I nod. “Got it.” I look down at the star card—or the inverse star card—Pen has dealt me. “So what does this mean?”
“Well,” she says with a smug little look at me from under her eyelashes. “This one means that fear of failure has held you back.”
I cough and splutter, the wind knocked out of me. “Wait, what?”
Pen’s brow arches as that smug smile grows. “In your romantic life. Do you think fear of failure has gotten in your way?”
I press my lips together. “No comment.”
She wrinkles her nose. “Stella. C’mon, now.”
I lift my chin. “Okay, fine. Maybe?” My chin goes higher. “But it wasn’t like I was afraid of failing with Brody.”
Pen snorts. “Of course not. You didn’t care about succeeding with him. That’s
the whole point.”
“Huh?”
“You chose Brody because he was a non-starter. Not relationship material,” she says, describing Maisy’s father pretty perfectly. “You can’t fail at learning to drive a car when your means of transportation is a roller skate.”
I blink, letting her words sink in. “You’re saying that because I’m afraid of crashing and burning with a car, I’ve just been getting by with roller skates?
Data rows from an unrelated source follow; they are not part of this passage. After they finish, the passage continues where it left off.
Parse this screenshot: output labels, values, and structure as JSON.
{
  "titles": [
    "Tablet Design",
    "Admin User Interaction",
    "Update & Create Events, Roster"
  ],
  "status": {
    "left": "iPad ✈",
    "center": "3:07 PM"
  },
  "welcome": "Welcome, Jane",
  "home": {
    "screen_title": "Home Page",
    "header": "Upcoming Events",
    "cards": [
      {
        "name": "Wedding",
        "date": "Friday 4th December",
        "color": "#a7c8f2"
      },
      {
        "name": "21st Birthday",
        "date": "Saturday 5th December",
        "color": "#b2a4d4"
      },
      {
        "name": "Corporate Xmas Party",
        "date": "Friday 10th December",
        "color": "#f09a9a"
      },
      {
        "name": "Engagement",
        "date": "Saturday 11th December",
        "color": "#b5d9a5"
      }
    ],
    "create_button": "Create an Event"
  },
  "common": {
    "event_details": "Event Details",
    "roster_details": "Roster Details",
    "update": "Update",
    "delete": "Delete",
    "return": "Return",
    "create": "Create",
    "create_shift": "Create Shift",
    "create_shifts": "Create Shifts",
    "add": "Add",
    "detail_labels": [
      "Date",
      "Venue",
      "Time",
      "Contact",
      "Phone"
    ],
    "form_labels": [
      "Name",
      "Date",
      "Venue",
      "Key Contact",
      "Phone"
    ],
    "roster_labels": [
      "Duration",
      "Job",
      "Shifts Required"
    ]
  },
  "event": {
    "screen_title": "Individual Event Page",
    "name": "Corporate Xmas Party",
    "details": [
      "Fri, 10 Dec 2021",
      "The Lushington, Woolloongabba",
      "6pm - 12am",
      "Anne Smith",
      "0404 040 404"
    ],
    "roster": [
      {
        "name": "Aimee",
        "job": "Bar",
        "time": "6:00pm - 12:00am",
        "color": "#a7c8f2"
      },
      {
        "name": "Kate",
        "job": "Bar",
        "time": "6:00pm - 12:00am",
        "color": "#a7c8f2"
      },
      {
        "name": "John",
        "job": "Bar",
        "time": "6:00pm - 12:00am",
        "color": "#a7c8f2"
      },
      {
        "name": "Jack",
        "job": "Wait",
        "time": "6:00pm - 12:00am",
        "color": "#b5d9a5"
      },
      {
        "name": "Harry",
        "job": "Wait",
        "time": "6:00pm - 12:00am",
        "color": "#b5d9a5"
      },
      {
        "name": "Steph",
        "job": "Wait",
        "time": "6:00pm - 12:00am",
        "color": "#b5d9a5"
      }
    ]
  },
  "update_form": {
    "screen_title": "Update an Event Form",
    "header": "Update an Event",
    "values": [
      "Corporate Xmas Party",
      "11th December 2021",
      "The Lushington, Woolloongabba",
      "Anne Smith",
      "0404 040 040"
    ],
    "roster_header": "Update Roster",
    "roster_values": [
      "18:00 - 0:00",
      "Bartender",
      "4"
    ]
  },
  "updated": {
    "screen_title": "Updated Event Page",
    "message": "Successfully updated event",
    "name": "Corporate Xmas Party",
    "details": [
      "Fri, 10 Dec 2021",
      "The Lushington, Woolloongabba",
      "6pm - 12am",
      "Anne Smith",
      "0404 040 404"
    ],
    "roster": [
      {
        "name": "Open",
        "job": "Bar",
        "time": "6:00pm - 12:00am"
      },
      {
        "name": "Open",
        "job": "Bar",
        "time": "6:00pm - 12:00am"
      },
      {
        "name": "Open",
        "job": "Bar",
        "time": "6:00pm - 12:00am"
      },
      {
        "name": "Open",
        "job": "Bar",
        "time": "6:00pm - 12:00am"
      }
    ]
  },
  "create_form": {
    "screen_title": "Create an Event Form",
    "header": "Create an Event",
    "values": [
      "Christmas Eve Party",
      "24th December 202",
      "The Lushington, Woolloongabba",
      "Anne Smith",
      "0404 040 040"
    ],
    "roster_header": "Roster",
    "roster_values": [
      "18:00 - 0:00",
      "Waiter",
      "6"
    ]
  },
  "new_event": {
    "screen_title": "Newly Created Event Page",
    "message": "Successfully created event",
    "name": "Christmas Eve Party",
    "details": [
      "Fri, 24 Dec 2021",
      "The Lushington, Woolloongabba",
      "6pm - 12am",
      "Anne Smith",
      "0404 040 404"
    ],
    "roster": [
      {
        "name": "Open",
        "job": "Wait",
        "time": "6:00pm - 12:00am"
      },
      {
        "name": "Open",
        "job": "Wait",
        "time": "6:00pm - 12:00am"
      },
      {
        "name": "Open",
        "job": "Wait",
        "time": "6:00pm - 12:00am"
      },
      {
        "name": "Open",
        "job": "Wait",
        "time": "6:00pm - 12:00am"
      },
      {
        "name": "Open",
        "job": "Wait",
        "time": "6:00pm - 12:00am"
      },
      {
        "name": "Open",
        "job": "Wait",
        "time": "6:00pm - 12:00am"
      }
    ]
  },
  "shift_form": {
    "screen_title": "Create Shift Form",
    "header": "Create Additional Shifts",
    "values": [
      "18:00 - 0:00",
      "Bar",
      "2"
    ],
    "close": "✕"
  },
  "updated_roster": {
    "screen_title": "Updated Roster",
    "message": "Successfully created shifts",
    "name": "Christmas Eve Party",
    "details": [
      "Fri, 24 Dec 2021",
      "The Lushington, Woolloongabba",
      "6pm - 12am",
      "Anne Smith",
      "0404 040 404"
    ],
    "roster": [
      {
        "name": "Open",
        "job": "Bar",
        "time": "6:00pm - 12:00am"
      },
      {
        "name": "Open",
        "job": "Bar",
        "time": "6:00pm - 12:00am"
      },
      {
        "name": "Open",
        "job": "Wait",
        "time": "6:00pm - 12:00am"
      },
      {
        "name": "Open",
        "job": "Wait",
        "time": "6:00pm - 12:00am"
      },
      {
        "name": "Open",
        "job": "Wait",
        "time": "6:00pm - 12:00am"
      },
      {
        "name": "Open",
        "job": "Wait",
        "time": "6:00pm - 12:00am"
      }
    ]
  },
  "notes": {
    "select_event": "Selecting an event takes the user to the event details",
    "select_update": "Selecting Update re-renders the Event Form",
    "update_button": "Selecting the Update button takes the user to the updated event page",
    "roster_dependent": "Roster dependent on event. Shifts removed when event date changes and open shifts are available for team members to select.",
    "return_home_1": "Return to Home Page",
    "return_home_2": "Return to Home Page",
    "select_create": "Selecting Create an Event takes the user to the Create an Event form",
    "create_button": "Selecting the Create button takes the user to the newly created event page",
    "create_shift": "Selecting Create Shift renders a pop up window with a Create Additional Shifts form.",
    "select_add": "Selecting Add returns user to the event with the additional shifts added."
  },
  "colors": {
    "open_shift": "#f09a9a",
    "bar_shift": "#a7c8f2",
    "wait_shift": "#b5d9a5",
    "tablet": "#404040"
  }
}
Like kids stuff?”
“Roller skate, singular. You can’t go very far or fast with just the one.”
I roll my eyes.
She grins. “That is when you’ve even bothered to lace one up, which you’ve only done a handful of times.”
“Definitely not a car,” I mutter.
She snorts again. “You haven’t even taken a test drive.”
I think of Lark, and Prince’s “Little Red Corvette” leaps to mind. I shut my eyes and shake my head violently.
“Okay, I’m ready for the next card.”
“Right. Your romantic present,” but as she flips over the card, another sails from the deck and lands in my lap. Face down.
I freeze.
“Oh, Goddess!” Pen gasps. When I look at her, her eyes are wide, not so much afraid as mystified. I, on the other hand, am rattled.
“What—What—What does that mean?” I lean away from the card that’s resting on my thigh like it’s a bee about to sting.
Pen looks from the rogue card to the one she’s just placed on the table beside the first. “Eight of Wands,” she murmurs in awe. I can tell by looking at the picture that the card is not inverse. It’s pointing the right way.
Eight little sticks—which I guess are supposed to be wands—all point in one direction, and little green sprigs of leaves grow from each.
“What about this one—” I reach for the one in my lap.
“Don’t!” Pen scolds, making me jump. “Don’t turn that one over yet.”
“B-But it’s like a misdeal, right? Shouldn’t it go on the bottom of the deck?”
Pen’s chuckle is low and a little terrifying. “Grasshopper, this isn’t a game of Gin Rummy,” she purrs. “There are no misdeals. That card jumped right into your lap.”
I stare at the thing like it’s a live grenade.
“Would it make you feel more comfortable to place it gently on the table?” She sounds like a kindergarten teacher. I don’t even care. I just nod.